Der EuGH hält fest, dass das entscheidende Kriterium für die Gesellschaftsteuerpflicht nicht die Art der Verpflichtung zur Verlustübernahme – durch Ergebnisabführungsvertrag oder Einzelzusage – ist, sondern der Zeitpunkt des Eingangs der Verpflichtung. Wurde die Verpflichtung zur Verlustübernahme bereits vor „Eintritt“ bzw „Feststellung“ der Verluste eingegangen, werden die Verluste automatisch auf den Gesellschafter übertragen und führen zu keiner Minderung des wirtschaftlichen Potentials der Gesellschaft. Die Erhebung von Gesellschaftsteuer auf derartige Verlustübernahmen ist nicht gerechtfertigt, da die Verlustübernahme zu keiner Erhöhung des Gesellschaftsvermögens führt.

Fazit.
Der EuGH widerspricht mit diesem Urteil der bisherigen engen Rechtsansicht des VwGH. Die formale Ausgestaltung der Verpflichtung zur Verlustübernahme ist für die Gesellschaftsteuerpflicht nicht entscheidend. Es ist allein auf den Zeitpunkt des Eingangs der Verpflichtung abzustellen. Offen bleibt jedoch in den Ausführungen des EuGH, welcher Zeitpunkt mit „vor Eintritt“ oder „vor Feststellung des Verlustes“ genau angesprochen ist.

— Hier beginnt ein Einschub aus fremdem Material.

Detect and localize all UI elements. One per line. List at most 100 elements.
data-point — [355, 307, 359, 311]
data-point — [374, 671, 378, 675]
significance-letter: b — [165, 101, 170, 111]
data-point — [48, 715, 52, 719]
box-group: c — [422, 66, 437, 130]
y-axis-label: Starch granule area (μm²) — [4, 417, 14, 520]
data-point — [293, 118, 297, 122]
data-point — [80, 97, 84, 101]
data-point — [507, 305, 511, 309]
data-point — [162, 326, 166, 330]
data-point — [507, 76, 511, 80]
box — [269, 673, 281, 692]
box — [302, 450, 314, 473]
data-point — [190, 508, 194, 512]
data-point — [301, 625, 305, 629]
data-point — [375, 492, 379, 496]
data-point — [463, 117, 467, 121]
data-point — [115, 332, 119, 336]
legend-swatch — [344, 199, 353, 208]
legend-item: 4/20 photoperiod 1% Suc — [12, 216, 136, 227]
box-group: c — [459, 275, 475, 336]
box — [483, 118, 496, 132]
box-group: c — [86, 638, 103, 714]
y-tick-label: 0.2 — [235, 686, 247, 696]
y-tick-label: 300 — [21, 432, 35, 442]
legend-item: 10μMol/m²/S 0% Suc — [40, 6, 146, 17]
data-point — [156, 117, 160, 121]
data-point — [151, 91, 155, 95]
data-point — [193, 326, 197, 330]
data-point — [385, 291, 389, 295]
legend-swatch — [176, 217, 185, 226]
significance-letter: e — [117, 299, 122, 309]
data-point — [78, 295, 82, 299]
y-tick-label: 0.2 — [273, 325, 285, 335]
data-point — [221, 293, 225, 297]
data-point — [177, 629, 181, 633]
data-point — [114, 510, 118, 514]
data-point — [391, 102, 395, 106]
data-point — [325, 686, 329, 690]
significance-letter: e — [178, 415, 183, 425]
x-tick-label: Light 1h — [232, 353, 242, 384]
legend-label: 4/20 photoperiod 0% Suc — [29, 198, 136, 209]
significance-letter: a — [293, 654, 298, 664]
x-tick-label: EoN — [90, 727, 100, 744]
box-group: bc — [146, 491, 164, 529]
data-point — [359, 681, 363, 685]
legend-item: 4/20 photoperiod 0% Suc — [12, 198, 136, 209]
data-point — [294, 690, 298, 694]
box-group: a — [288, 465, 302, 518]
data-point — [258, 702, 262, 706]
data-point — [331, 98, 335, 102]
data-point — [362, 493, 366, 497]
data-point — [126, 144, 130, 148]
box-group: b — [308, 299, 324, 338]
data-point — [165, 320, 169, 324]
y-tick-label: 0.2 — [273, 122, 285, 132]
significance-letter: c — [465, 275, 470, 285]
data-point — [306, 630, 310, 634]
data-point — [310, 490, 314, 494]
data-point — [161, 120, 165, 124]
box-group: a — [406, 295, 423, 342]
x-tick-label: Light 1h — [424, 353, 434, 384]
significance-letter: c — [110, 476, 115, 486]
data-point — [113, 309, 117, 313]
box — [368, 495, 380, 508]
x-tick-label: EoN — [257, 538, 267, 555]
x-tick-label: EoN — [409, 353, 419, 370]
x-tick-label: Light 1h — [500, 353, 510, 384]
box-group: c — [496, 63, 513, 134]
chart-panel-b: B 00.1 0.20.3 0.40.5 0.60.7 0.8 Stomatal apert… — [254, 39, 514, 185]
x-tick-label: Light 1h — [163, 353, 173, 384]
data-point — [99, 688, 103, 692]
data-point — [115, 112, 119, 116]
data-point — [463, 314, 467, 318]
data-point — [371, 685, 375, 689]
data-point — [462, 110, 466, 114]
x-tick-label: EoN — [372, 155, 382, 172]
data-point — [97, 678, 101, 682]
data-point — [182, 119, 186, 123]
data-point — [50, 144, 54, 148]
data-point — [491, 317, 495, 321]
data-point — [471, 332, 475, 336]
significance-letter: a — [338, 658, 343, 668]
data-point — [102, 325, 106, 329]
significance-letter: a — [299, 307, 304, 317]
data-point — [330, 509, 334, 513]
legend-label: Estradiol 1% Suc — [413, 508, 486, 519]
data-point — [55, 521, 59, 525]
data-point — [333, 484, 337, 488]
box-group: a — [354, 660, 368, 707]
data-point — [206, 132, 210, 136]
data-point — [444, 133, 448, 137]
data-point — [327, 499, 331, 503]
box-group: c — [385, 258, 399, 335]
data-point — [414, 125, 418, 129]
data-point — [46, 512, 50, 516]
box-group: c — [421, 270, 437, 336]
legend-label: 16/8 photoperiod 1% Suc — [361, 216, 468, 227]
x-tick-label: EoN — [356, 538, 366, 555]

Im Ausgangsfall wurde die Verpflichtung zur Verlustübernahme bereits vor Beginn des verlustbringenden Jahres abgegeben, sodass die Verpflichtung jedenfalls vor Eintritt der Verluste bestand und die Verlustabdeckung daher keiner Gesellschaftsteuer unterworfen werden darf. Ob auch ein unterjähriger Eingang der Verpflichtung ausreichend ist, bleibt durch das Urteil offen. Um den Anfall von Gesellschaftsteuer bei Verlustübernahme durch einen Gesellschafter zu vermeiden, sollte die Verpflichtung zur Verlustübernahme bereits vor Beginn des betreffenden Wirtschaftsjahres, in welchem Verluste zu erwarten sind, eingegangen werden.